The Nevada volleyball team breaks the huddle during a scrimmage held on Saturday, Aug. 22 at Virginia Street Gym. Nevada opens up its season in Berkeley, California on Aug. 28 against the University of California Golden Bears.

The Nevada volleyball team breaks the huddle during a scrimmage held on Saturday, Aug. 22 at Virginia Street Gym. Nevada opens up its season in Berkeley,
California on Aug. 28 against the University of California Golden Bears.

By Neil Patrick Healy

Twenty-seven percent. That’s the winning percentage of the Nevada women’s volleyball team over the past seven seasons. Their combined record in that time period is a dismal 57-148 with a 31-85 record in conference play.

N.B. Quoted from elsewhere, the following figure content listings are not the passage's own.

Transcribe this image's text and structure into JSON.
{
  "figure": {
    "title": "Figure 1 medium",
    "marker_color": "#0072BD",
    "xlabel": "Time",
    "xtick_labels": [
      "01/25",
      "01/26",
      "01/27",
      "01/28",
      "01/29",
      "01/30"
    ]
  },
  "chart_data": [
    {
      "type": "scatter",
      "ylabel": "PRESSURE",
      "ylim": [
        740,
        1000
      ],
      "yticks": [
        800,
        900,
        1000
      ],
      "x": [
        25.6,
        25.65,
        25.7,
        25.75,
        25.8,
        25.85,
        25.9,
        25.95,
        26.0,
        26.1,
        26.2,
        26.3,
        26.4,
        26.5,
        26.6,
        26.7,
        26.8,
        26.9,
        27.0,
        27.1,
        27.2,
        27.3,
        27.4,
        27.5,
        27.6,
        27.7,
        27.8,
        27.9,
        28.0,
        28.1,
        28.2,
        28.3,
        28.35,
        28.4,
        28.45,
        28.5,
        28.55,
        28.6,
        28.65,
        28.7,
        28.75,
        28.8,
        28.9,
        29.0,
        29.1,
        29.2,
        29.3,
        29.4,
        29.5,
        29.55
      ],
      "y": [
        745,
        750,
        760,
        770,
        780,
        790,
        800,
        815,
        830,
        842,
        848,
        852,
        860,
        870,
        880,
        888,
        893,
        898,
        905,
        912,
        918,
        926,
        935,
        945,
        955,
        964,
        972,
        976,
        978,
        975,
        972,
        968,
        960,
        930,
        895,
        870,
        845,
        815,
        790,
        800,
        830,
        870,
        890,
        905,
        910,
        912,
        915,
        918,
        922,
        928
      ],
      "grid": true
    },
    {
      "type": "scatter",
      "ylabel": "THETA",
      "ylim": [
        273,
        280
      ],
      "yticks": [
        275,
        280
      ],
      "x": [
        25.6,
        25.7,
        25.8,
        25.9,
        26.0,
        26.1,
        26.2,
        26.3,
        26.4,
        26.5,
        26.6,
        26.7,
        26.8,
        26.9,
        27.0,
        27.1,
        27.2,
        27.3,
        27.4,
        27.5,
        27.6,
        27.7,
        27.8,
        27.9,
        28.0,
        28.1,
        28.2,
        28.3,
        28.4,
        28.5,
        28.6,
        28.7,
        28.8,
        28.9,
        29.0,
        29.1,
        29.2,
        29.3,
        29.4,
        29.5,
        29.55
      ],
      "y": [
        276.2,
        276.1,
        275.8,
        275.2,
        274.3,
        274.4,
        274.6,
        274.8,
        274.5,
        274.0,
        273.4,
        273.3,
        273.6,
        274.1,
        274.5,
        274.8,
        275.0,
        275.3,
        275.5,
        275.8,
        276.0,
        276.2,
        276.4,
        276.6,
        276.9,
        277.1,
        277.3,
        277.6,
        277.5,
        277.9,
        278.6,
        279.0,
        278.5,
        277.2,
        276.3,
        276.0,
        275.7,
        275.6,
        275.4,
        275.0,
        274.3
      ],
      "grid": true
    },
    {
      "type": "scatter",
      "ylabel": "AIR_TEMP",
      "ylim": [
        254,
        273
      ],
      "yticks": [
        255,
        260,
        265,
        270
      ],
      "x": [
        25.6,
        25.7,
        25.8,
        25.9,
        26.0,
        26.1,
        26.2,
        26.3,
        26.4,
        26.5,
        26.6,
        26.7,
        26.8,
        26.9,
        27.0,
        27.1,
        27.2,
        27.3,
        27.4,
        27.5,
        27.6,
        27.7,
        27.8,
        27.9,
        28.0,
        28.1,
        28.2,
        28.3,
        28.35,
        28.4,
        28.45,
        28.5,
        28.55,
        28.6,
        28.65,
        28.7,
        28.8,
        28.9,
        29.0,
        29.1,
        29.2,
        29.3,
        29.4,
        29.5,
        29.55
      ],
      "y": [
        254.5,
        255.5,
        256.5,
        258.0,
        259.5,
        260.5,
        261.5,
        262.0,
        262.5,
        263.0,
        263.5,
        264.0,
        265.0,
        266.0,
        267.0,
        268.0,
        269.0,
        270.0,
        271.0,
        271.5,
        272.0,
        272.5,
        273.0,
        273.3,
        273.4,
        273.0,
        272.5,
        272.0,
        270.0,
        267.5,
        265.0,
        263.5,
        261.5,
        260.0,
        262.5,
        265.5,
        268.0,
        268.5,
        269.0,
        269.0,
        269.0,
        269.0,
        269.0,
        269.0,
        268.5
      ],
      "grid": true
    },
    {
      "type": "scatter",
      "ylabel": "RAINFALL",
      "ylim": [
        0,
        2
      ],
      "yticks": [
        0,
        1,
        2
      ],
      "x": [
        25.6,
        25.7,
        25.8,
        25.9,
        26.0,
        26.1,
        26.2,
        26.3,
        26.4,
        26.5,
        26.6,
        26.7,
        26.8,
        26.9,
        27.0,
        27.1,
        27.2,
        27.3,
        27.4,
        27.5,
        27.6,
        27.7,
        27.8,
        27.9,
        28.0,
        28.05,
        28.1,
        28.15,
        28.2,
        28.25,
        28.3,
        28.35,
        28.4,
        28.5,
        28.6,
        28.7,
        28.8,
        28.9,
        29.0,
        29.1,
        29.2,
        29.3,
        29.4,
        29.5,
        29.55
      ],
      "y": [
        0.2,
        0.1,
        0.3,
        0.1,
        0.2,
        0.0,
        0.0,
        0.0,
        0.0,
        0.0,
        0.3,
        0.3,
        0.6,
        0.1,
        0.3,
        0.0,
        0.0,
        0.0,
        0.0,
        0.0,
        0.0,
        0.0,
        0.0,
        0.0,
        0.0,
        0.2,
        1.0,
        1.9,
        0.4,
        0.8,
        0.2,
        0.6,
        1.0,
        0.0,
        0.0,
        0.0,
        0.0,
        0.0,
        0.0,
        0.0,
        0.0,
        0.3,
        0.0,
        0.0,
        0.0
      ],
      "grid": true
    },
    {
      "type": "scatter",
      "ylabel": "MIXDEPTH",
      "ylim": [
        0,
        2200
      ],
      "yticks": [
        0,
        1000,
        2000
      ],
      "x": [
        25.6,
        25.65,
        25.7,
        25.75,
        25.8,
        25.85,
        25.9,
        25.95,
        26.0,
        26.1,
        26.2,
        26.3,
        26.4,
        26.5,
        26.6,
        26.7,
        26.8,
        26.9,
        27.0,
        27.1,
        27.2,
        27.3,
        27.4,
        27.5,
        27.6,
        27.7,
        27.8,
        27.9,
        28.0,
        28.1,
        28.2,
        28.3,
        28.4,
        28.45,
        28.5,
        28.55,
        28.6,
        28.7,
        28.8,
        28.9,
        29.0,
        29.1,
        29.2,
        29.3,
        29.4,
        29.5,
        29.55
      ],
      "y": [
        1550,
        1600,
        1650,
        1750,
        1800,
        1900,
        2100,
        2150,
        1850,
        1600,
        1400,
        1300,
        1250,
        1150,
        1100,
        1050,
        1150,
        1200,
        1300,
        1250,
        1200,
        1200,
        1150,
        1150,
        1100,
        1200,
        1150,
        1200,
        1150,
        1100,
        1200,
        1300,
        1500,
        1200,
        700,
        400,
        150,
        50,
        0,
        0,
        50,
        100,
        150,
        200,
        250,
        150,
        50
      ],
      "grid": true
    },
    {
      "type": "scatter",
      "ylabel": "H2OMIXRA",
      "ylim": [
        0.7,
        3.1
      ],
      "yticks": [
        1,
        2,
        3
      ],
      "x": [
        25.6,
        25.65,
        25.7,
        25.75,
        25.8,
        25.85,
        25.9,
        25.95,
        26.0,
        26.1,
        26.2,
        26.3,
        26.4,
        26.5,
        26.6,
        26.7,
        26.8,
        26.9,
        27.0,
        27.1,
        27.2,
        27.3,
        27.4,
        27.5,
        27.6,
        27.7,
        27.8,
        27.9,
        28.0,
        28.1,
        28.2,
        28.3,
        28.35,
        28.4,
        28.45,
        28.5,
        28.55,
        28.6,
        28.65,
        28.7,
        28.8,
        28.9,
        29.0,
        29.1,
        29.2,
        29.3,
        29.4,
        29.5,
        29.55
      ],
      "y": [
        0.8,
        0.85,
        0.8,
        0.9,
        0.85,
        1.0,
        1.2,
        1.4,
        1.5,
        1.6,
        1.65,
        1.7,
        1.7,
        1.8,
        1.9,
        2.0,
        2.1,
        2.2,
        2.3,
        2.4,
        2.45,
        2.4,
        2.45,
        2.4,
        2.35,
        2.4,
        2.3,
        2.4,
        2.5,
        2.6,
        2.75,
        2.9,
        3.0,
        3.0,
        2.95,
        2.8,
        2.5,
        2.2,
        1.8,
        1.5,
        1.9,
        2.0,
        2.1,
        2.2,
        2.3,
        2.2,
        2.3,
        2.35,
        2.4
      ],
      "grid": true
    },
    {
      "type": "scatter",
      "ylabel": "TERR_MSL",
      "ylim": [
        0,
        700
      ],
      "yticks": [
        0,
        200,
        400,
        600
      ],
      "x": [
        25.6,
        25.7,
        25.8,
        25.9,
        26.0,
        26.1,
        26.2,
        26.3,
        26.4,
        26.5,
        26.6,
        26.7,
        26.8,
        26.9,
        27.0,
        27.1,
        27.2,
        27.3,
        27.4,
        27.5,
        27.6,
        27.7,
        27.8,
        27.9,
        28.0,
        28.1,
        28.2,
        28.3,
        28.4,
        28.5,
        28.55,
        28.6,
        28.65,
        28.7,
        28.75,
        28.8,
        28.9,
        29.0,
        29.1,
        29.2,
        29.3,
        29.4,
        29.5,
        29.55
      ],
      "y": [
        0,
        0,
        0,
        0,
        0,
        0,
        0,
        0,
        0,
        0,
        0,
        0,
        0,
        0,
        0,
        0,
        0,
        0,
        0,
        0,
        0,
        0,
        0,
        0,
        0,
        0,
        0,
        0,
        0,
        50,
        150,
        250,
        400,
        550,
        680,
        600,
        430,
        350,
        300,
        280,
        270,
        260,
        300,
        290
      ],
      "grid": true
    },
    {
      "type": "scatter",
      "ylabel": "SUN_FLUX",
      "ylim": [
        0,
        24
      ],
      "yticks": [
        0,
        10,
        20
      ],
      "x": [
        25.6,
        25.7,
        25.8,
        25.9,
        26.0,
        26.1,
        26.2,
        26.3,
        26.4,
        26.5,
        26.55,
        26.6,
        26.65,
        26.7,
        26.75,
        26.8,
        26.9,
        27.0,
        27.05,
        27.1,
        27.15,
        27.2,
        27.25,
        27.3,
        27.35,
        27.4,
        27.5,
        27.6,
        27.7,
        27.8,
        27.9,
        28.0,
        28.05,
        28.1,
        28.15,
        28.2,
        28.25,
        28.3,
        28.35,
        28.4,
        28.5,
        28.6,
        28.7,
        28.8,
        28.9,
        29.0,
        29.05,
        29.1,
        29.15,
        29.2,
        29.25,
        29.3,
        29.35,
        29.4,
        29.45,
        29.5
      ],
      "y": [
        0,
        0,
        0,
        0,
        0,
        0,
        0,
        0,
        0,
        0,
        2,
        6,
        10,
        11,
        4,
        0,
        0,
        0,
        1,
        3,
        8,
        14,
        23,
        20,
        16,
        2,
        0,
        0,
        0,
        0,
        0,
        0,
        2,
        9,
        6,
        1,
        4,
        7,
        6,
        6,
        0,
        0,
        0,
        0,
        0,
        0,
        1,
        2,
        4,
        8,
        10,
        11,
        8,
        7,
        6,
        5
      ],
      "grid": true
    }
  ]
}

Nevada hasn’t finished above .500 since 2007 and their last NCAA tournament appearance was in 2005. Obviously, something had to change.

Enter first-year head coach and former University of Miami assistant Lee Nelson, who is looked to be the savior of a program that has been limping from season to season. His labor is a daunting one, not because the program is beyond saving, but because the culture around the program was as poor and the team’s performance. Whether he knows it or not, coach Nelson has already begun to right the ship.

“He’s made a lot of different changes,” said junior setter Lyndsey Anderson. “We can feel it in the way he encourages us. There’s a different attitude in the gym and I think it has positively impacted us. We’re working hard for him and that’s something we haven’t always had in the past.”

Anderson is not the only one who has noticed a difference in the team’s demeanor. Sophomore outside hitter Madison Foley also feels the shift in attitude that coach Nelson has brought to the program.

“He’s positive,” Foley said. “When I come to practice I want to be here, and I love being here. That’s how everyone else feels too because it’s just a good atmosphere. I don’t watch the clock while practice is going because [practice] is just fun and we’re getting better constantly.”

Foley went on to explain why this shift from negative to positive is such a drastic change from before Nelson took over.

“I felt like we weren’t progressing and doing things that were going to make us better. There was a lot of negative energy. It’s not that we didn’t play with heart before, but things are just different in the way we play together and the way everything works.”

Coach Nelson attributes this new positive mindset to his and his staff’s experiences as players themselves.

“Our whole staff was, at some point, a player in college, so I think we have a player’s mentality in how we coach,” Nelson said. “We’re very aware of things like giving them certain afternoons off because they’re exhausted, so we try and see what will make them better from their perspective and how to communicate.”

Other than being a player’s coach and bringing a positive vibe to the program, Nelson knows what success feels like. As a player at UC Santa Barbara, he helped his team reach the NCAA final in 1988. After playing overseas in Finland and the Netherlands, Nelson began his coaching career at the University of Nevada, Reno as a graduate assistant. He is coming off three straight NCAA appearances as an assistant with the Miami Hurricanes.

Nelson knows how to win, and to do that he’s having the team concentrate on everything except their record.

“One of the things we talked about at the beginning was that we weren’t going to be focused on wins and losses,” Nelson said. “We’re going to go out and play as hard as we can whether we’re in a hole or we’re up, and we’re just going to concentrate on our side of the net. If we can do that, then I think that winning percentage will change.”

Nelson has talent to work with in his first season. Madison Foley is coming off a spectacular freshman season with 239 kills and 243 aces, senior middle and right side hitter Sam Willoughby had 228 kills and 61 blocks last season, and Lyndsey Anderson has set up 1,190 assists in her career and has started every single game as setter her first two years.

Whether Nelson is the savior for Nevada volleyball or not has yet to be determined. Both he and his players will have to wait until they play the University of California Golden Bears in Berkeley on Aug. 28 to see if their positive approach will yield results, but Nelson has brought a refreshing change to the program. He has reminded these players that the game they dedicate themselves to is supposed to be, dare I say, fun. Nelson believes that everything else will fall into place, but only time will tell if it is enough.